利用蛋白质语言模型的嵌入来改进蛋白质琥珀酰化位点预测。

Improving protein succinylation sites prediction using embeddings from protein language model.

机构信息

Department of Computer Science, Michigan Technological University, Houghton, MI, USA.

Department of Informatics, Bioinformatics and Computational Biology - i12, TUM (Technical University of Munich), Boltzmannstr. 3, 85748, Garching/Munich, Germany.

出版信息

Sci Rep. 2022 Oct 8;12(1):16933. doi: 10.1038/s41598-022-21366-2.

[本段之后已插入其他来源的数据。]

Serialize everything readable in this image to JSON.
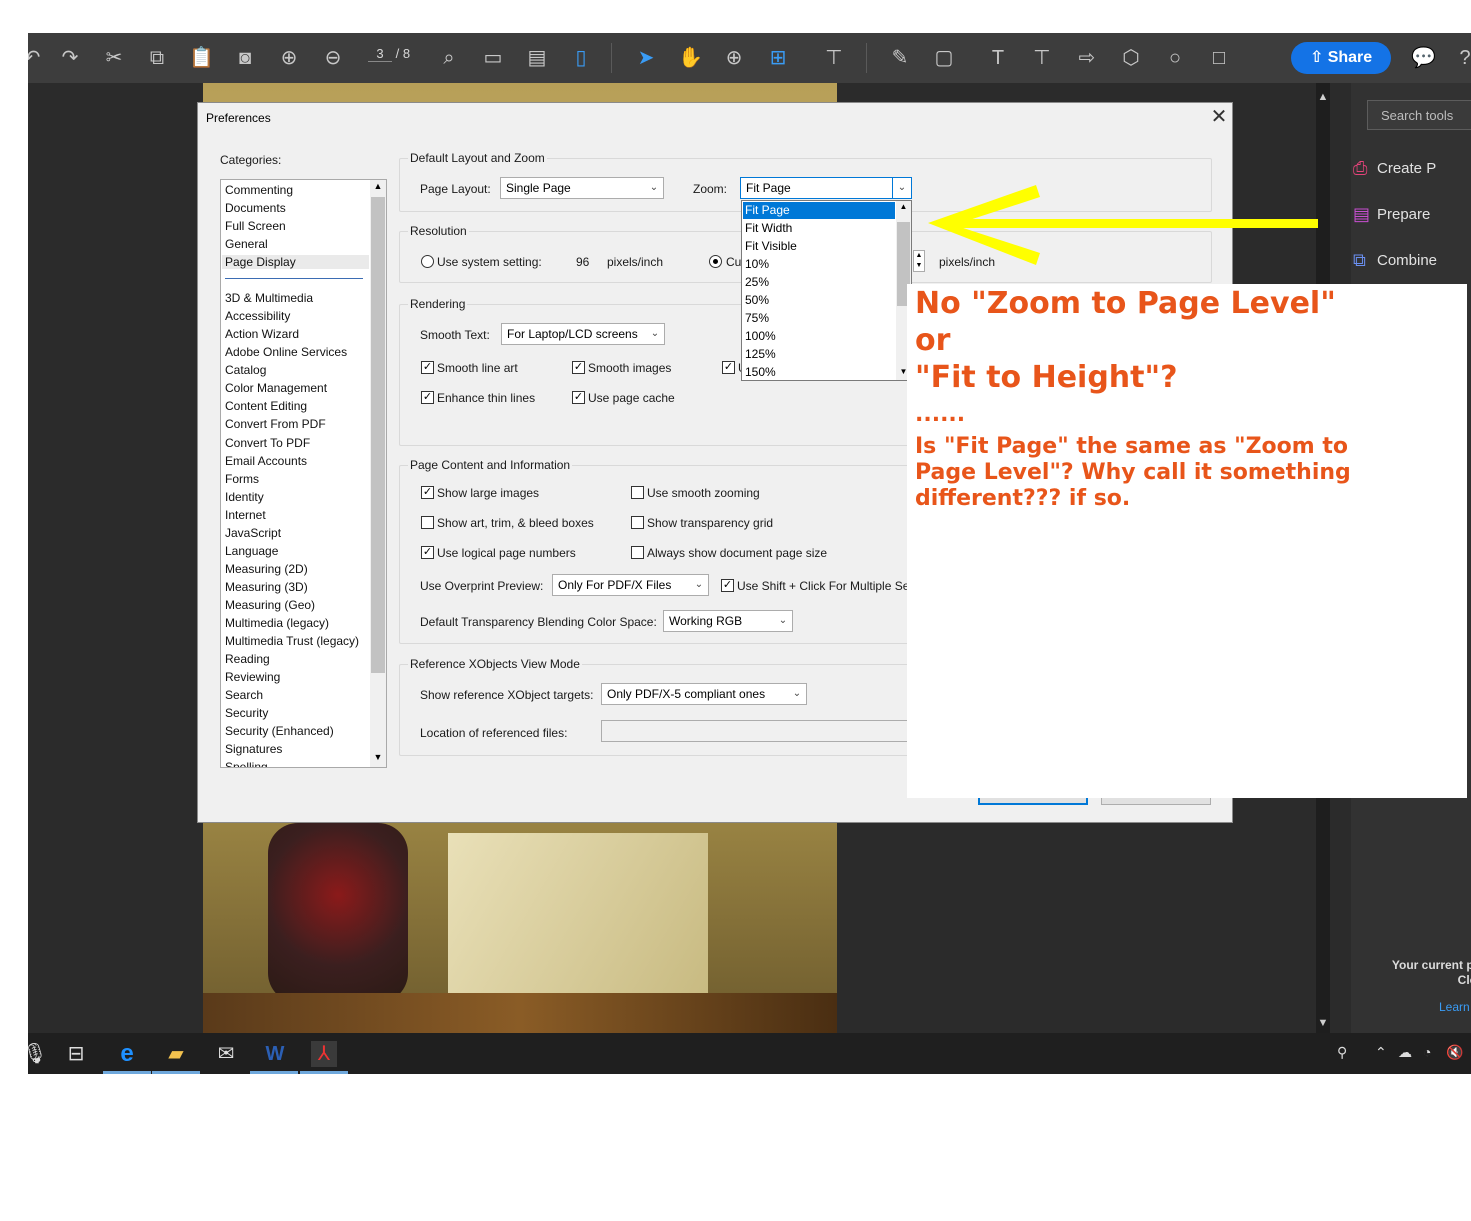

Protein succinylation is an important post-translational modification (PTM) responsible for many vital metabolic activities in cells, including cellular respiration, regulation, and repair. Here, we present a novel approach that combines features from supervised word embedding with embedding from a protein language model called ProtT5-XL-UniRef50 (hereafter termed, ProtT5) in a deep learning framework to predict protein succinylation sites. To our knowledge, this is one of the first attempts to employ embedding from a pre-trained protein language model to predict protein succinylation sites. The proposed model, dubbed LMSuccSite, achieves state-of-the-art results compared to existing methods, with performance scores of 0.36, 0.79, 0.79 for MCC, sensitivity, and specificity, respectively. LMSuccSite is likely to serve as a valuable resource for exploration of succinylation and its role in cellular physiology and disease.

蛋白质琥珀酰化是一种重要的翻译后修饰（PTM），负责细胞中的许多重要代谢活动，包括细胞呼吸、调节和修复。在这里，我们提出了一种新的方法，该方法结合了有监督的词嵌入特征和一种名为 ProtT5-XL-UniRef50（简称 ProtT5）的蛋白质语言模型的嵌入，在深度学习框架中预测蛋白质琥珀酰化位点。据我们所知，这是首次尝试使用预训练的蛋白质语言模型的嵌入来预测蛋白质琥珀酰化位点。所提出的模型，称为 LMSuccSite，与现有方法相比，取得了最先进的结果，MCC、敏感性和特异性的性能得分分别为 0.36、0.79 和 0.79。LMSuccSite 可能成为探索琥珀酰化及其在细胞生理学和疾病中的作用的有价值的资源。